私の考えでは、狂気もいかなる病気も、われわれ身体の矛盾の表現であって、私が身体と言うとき、それは有機体であり同時に社会的であるような身体である。病気というのは、社会的文脈のなかで生じる矛盾なのであって、ただ社会的な産物であるだけのものではない。そうではなく、生物学的、社会的、心理学的などわれわれを構成しているあらゆるレベルのあいだの相互作用なのである。」




「(生がある特定のタイプの生産のためにあるような社会において認められた唯一の価値、すなわち「効率」に等しいものとして)健康が絶対的な価値を引き受けた瞬間から、病気は、正常な生活に干渉してくるアクシデントの役割を担わされることになる。
(中略)
こうして病者は、人生に関係のない何かとして自分の病気を生きる羽目になる。
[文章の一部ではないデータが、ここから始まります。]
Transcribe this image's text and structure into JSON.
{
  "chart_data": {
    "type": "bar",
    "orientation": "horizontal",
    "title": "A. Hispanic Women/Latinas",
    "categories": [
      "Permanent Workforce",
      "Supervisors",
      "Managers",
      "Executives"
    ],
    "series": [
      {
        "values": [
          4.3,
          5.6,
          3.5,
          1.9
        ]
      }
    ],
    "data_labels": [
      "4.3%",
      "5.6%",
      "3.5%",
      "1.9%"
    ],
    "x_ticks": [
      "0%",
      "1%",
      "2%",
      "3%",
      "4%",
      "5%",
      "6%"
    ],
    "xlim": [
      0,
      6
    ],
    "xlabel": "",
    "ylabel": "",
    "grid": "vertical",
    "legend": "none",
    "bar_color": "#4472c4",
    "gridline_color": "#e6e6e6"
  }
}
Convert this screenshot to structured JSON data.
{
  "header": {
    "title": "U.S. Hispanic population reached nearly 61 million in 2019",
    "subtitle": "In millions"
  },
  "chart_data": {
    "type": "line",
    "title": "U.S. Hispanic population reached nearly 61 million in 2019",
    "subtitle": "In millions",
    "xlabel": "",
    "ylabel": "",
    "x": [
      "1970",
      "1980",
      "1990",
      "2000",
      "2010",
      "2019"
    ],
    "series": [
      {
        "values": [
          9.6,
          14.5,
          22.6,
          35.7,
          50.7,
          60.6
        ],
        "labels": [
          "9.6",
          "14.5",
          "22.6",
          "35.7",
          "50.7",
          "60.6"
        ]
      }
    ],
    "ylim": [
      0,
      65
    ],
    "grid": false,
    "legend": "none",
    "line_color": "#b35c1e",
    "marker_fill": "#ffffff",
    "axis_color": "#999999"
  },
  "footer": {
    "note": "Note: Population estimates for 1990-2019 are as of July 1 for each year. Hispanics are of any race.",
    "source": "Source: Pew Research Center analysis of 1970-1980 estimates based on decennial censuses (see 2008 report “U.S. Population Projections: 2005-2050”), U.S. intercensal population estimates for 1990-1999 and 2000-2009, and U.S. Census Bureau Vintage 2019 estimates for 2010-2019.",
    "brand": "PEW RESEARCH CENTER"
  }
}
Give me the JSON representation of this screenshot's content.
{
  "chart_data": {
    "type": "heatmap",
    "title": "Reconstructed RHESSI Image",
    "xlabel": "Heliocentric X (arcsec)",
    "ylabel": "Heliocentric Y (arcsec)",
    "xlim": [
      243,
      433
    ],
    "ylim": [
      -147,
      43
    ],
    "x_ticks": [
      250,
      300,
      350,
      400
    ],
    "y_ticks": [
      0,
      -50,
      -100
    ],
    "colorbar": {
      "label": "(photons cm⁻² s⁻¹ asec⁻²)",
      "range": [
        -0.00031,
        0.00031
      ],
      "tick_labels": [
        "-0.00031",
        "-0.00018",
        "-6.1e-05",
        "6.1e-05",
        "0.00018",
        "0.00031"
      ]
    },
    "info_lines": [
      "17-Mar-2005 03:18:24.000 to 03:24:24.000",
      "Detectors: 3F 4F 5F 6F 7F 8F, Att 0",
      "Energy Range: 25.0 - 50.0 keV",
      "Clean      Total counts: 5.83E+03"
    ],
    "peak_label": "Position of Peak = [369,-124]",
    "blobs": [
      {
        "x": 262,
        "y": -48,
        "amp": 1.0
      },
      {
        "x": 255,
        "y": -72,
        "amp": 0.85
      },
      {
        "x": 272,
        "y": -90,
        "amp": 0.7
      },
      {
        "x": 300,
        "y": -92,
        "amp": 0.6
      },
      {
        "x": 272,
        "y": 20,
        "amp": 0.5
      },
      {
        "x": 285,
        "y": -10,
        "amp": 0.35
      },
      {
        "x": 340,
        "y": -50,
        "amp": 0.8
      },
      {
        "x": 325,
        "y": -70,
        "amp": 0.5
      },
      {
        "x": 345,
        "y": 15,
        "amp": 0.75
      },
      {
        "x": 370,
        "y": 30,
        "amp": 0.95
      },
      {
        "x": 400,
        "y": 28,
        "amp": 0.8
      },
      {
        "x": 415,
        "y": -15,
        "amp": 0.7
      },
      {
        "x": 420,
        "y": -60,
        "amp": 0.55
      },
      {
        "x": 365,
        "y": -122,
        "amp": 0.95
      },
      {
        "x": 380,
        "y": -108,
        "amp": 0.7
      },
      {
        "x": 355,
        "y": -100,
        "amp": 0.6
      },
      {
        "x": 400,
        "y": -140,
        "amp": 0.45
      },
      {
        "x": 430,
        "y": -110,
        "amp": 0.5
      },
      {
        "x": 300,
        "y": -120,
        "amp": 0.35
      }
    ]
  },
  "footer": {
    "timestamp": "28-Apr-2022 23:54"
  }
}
そして病気に立ち向かうには、自分は全き病者となって、「科学」に身を委ねなければならなくなるのである。
(中略)

逆説的にも、医学のイデオロギーは、病者を治そうとするまさにその瞬間に、病気との関係を詐取することによって、病者を打ち倒す。こうして、病気は受動性と依存として生きられなければならなくなるのだ。」
(1975)




「病院として規定されているこの施設(*精神病院)に入ってくる者は、病者の役割ではなく、被収容者の役割を担う。
だが、罪を償うために、そこまで償えばよいのか、どれだけのあいだ続くのかもは彼は知らない。
そこには白衣を着た医師も看護師もいる、治療する病院であることを示す病室もある。だが、実際には監護の施設であり、そこでは医学のイデオロギーが、暴力を合法化するアリバイとして働いていて、どんな機関もチェックを任されていない。
(中略)
というのも、精神科医に与えられた委任は全面的なものだからである。彼は技術者として、社会のあるグループが施設における自らの代理人に委任したところの、科学と、道徳と、いわゆる文明を具体的に体現しているのである。」